Pupils are ‘turned off’ learning by inappropriate and undifferentiated teaching methods, not by the subjects themselves. What about technology and the arts? Are these subjects academic or vocational? Are we to assume that our most academically able pupils should be directed away from cooking, dance, drama and art, or that less academic pupils don’t need to study and understand history, geography, literature, science and a foreign language?

How should a potential ‘Jamie Oliver’ be directed at 14 years old?
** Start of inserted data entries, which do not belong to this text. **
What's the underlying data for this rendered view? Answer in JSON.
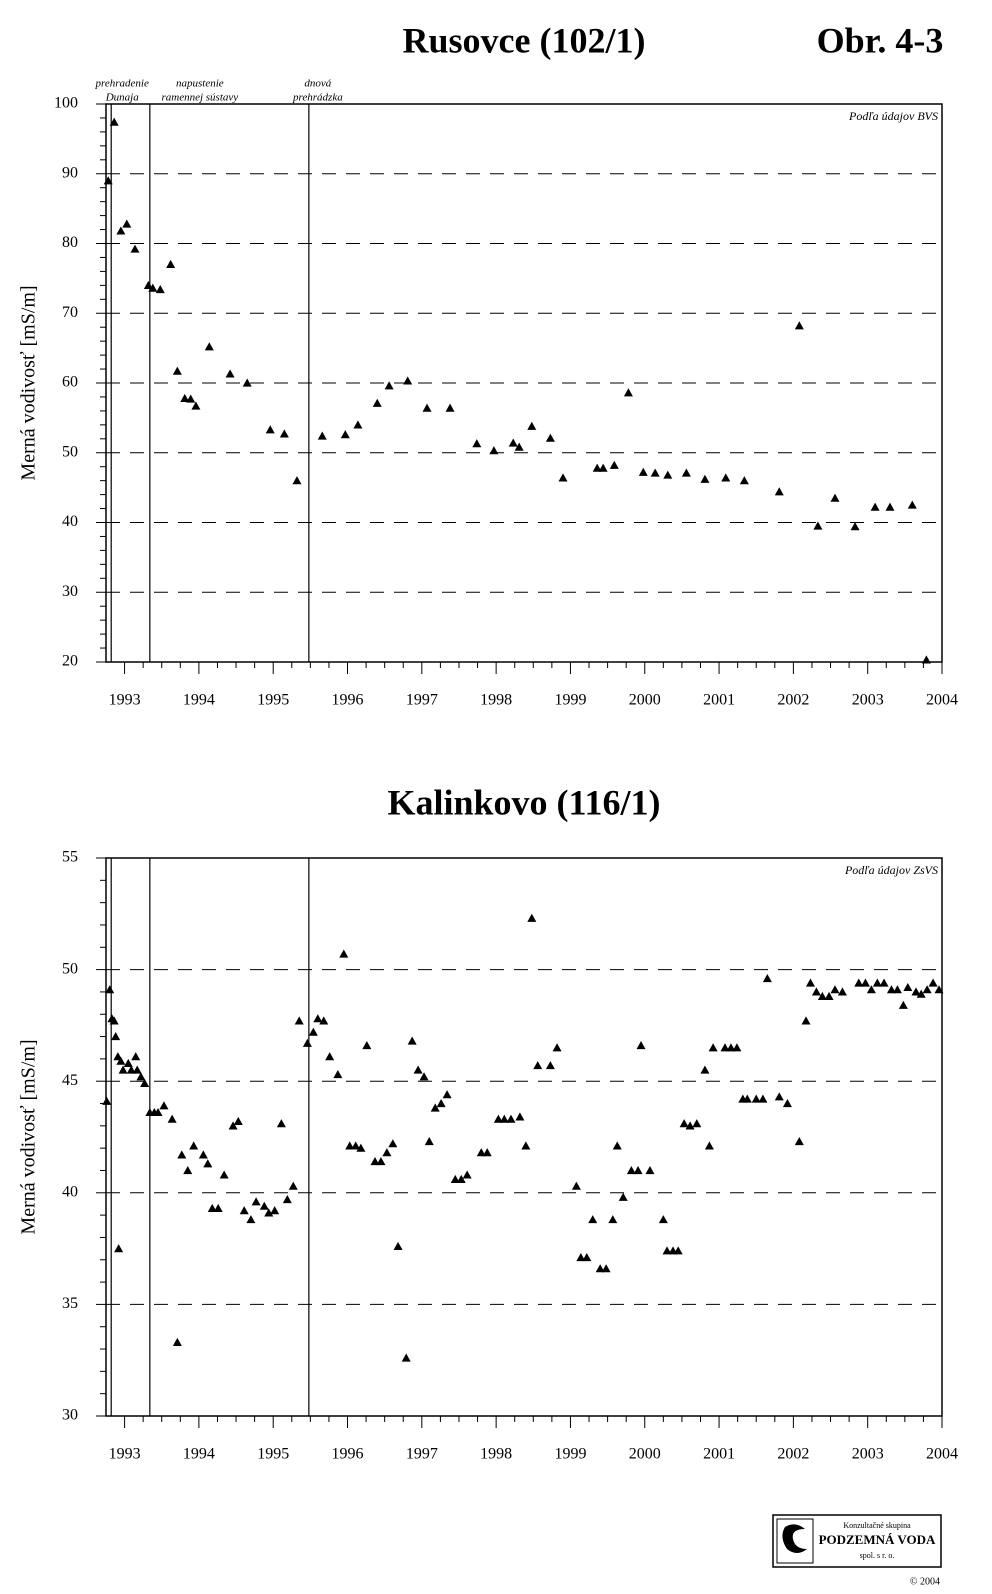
{
  "figure_label": "Obr. 4-3",
  "logo": {
    "lines": [
      "Konzultačné skupina",
      "PODZEMNÁ VODA",
      "spol. s r. o."
    ],
    "copyright": "© 2004"
  },
  "chart_data": [
    {
      "type": "scatter",
      "title": "Rusovce (102/1)",
      "ylabel": "Merná vodivosť [mS/m]",
      "source": "Podľa údajov BVS",
      "color": "#000000",
      "grid": true,
      "xlim": [
        1992.75,
        2004
      ],
      "xticks": [
        1993,
        1994,
        1995,
        1996,
        1997,
        1998,
        1999,
        2000,
        2001,
        2002,
        2003,
        2004
      ],
      "ylim": [
        20,
        100
      ],
      "yticks": [
        20,
        30,
        40,
        50,
        60,
        70,
        80,
        90,
        100
      ],
      "vlines": [
        1992.82,
        1993.34,
        1995.48
      ],
      "annotations": [
        {
          "x": 1992.82,
          "lines": [
            "prehradenie",
            "Dunaja"
          ]
        },
        {
          "x": 1993.34,
          "lines": [
            "napustenie",
            "ramennej sústavy"
          ]
        },
        {
          "x": 1995.48,
          "lines": [
            "dnová",
            "prehrádzka"
          ]
        }
      ],
      "x": [
        1992.78,
        1992.86,
        1992.95,
        1993.03,
        1993.14,
        1993.32,
        1993.38,
        1993.48,
        1993.62,
        1993.71,
        1993.81,
        1993.89,
        1993.96,
        1994.14,
        1994.42,
        1994.65,
        1994.96,
        1995.15,
        1995.32,
        1995.66,
        1995.97,
        1996.14,
        1996.4,
        1996.56,
        1996.81,
        1997.07,
        1997.38,
        1997.74,
        1997.97,
        1998.23,
        1998.31,
        1998.48,
        1998.73,
        1998.9,
        1999.36,
        1999.44,
        1999.59,
        1999.78,
        1999.98,
        2000.14,
        2000.31,
        2000.56,
        2000.81,
        2001.09,
        2001.34,
        2001.81,
        2002.08,
        2002.33,
        2002.56,
        2002.83,
        2003.1,
        2003.3,
        2003.6,
        2003.79
      ],
      "values": [
        89,
        97.4,
        81.8,
        82.8,
        79.2,
        74,
        73.6,
        73.4,
        77,
        61.7,
        57.8,
        57.7,
        56.7,
        65.2,
        61.3,
        60,
        53.3,
        52.7,
        46,
        52.4,
        52.6,
        54,
        57.1,
        59.6,
        60.3,
        56.4,
        56.4,
        51.3,
        50.3,
        51.4,
        50.8,
        53.8,
        52.1,
        46.4,
        47.8,
        47.8,
        48.2,
        58.6,
        47.2,
        47.1,
        46.8,
        47.1,
        46.2,
        46.4,
        46,
        44.4,
        68.2,
        39.5,
        43.5,
        39.4,
        42.2,
        42.2,
        42.5,
        20.3
      ]
    },
    {
      "type": "scatter",
      "title": "Kalinkovo (116/1)",
      "ylabel": "Merná vodivosť [mS/m]",
      "source": "Podľa údajov ZsVS",
      "color": "#000000",
      "grid": true,
      "xlim": [
        1992.75,
        2004
      ],
      "xticks": [
        1993,
        1994,
        1995,
        1996,
        1997,
        1998,
        1999,
        2000,
        2001,
        2002,
        2003,
        2004
      ],
      "ylim": [
        30,
        55
      ],
      "yticks": [
        30,
        35,
        40,
        45,
        50,
        55
      ],
      "vlines": [
        1992.82,
        1993.34,
        1995.48
      ],
      "x": [
        1992.76,
        1992.8,
        1992.83,
        1992.86,
        1992.88,
        1992.91,
        1992.92,
        1992.95,
        1992.98,
        1993.05,
        1993.09,
        1993.15,
        1993.17,
        1993.22,
        1993.27,
        1993.34,
        1993.4,
        1993.45,
        1993.53,
        1993.64,
        1993.71,
        1993.77,
        1993.85,
        1993.93,
        1994.06,
        1994.12,
        1994.18,
        1994.26,
        1994.34,
        1994.46,
        1994.53,
        1994.61,
        1994.7,
        1994.77,
        1994.88,
        1994.94,
        1995.02,
        1995.11,
        1995.19,
        1995.27,
        1995.35,
        1995.46,
        1995.54,
        1995.6,
        1995.68,
        1995.76,
        1995.87,
        1995.95,
        1996.03,
        1996.11,
        1996.18,
        1996.26,
        1996.37,
        1996.45,
        1996.53,
        1996.61,
        1996.68,
        1996.79,
        1996.87,
        1996.95,
        1997.03,
        1997.1,
        1997.18,
        1997.26,
        1997.34,
        1997.45,
        1997.53,
        1997.61,
        1997.8,
        1997.88,
        1998.03,
        1998.11,
        1998.2,
        1998.32,
        1998.4,
        1998.48,
        1998.56,
        1998.73,
        1998.82,
        1999.08,
        1999.14,
        1999.22,
        1999.3,
        1999.4,
        1999.48,
        1999.57,
        1999.63,
        1999.71,
        1999.82,
        1999.91,
        1999.95,
        2000.07,
        2000.25,
        2000.3,
        2000.38,
        2000.45,
        2000.53,
        2000.61,
        2000.7,
        2000.81,
        2000.87,
        2000.92,
        2001.08,
        2001.16,
        2001.24,
        2001.32,
        2001.38,
        2001.5,
        2001.59,
        2001.65,
        2001.81,
        2001.92,
        2002.08,
        2002.17,
        2002.23,
        2002.31,
        2002.39,
        2002.48,
        2002.56,
        2002.66,
        2002.88,
        2002.97,
        2003.05,
        2003.13,
        2003.22,
        2003.32,
        2003.4,
        2003.48,
        2003.54,
        2003.65,
        2003.72,
        2003.8,
        2003.88,
        2003.96
      ],
      "values": [
        44.1,
        49.1,
        47.8,
        47.7,
        47.0,
        46.1,
        37.5,
        45.9,
        45.5,
        45.8,
        45.5,
        46.1,
        45.5,
        45.2,
        44.9,
        43.6,
        43.6,
        43.6,
        43.9,
        43.3,
        33.3,
        41.7,
        41.0,
        42.1,
        41.7,
        41.3,
        39.3,
        39.3,
        40.8,
        43.0,
        43.2,
        39.2,
        38.8,
        39.6,
        39.4,
        39.1,
        39.2,
        43.1,
        39.7,
        40.3,
        47.7,
        46.7,
        47.2,
        47.8,
        47.7,
        46.1,
        45.3,
        50.7,
        42.1,
        42.1,
        42.0,
        46.6,
        41.4,
        41.4,
        41.8,
        42.2,
        37.6,
        32.6,
        46.8,
        45.5,
        45.2,
        42.3,
        43.8,
        44.0,
        44.4,
        40.6,
        40.6,
        40.8,
        41.8,
        41.8,
        43.3,
        43.3,
        43.3,
        43.4,
        42.1,
        52.3,
        45.7,
        45.7,
        46.5,
        40.3,
        37.1,
        37.1,
        38.8,
        36.6,
        36.6,
        38.8,
        42.1,
        39.8,
        41.0,
        41.0,
        46.6,
        41.0,
        38.8,
        37.4,
        37.4,
        37.4,
        43.1,
        43.0,
        43.1,
        45.5,
        42.1,
        46.5,
        46.5,
        46.5,
        46.5,
        44.2,
        44.2,
        44.2,
        44.2,
        49.6,
        44.3,
        44.0,
        42.3,
        47.7,
        49.4,
        49.0,
        48.8,
        48.8,
        49.1,
        49.0,
        49.4,
        49.4,
        49.1,
        49.4,
        49.4,
        49.1,
        49.1,
        48.4,
        49.2,
        49.0,
        48.9,
        49.1,
        49.4,
        49.1
      ]
    }
  ]
}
The task of the education system should be to raise educational outcomes for all, so producing a better educated and more intelligent population at every level. What is wrong with having well educated plumbers, actors, motor mechanics, shop assistants, footballers, tennis players, care workers etc. as well as more broadly educated teachers, doctors, lawyers and engineers?

Both requirements are achievable within a comprehensive school system provided all schools enjoy genuinely all-ability intakes of children. Is the Tech Bacc to be an alternative to GCSE, A Levels or to a Degree? Is Labour wanting to reform the KS4 school curriculum, Further Education or Higher Education?

If Labour wants to promote higher quality vocational education and training post-16 then this I support. However, I oppose all vocationally specific teaching pre-16. There is simply too much ‘pleasure of finding things out’ standing to be lost without a truly high quality, broad and balanced education for all. Some argue that abolishing GCSE need not mean streaming at 14. But worryingly a lot of politicians from all the main Parties want to take us back to the grammar school/ secondary modern split, but at 14 instead of 11 and within the same school.

When league tables and floor targets drive teaching and learning then there are always far reaching adverse consequences with regard to pupil curiosity, morale, progression and deep learning. This applies to more than ‘a minority of schools’.

Increasing diversity and competition in the school system creates just such perverse incentives and it therefore follows that the consequence is likely to be not just poor quality science teaching but a general decline in the cognitive ability of our school leavers.

Michael Gove really did want to raise academic standards for all, but he hadn’t a clue how to do it and he didn’t  realise that it is impossible within his league table driven, marketisation ideology.

His successor, Nicky Morgan, while  lacking Gove’s misapplied intellectual depth, is just as clueless about the malign outcomes of marketisation.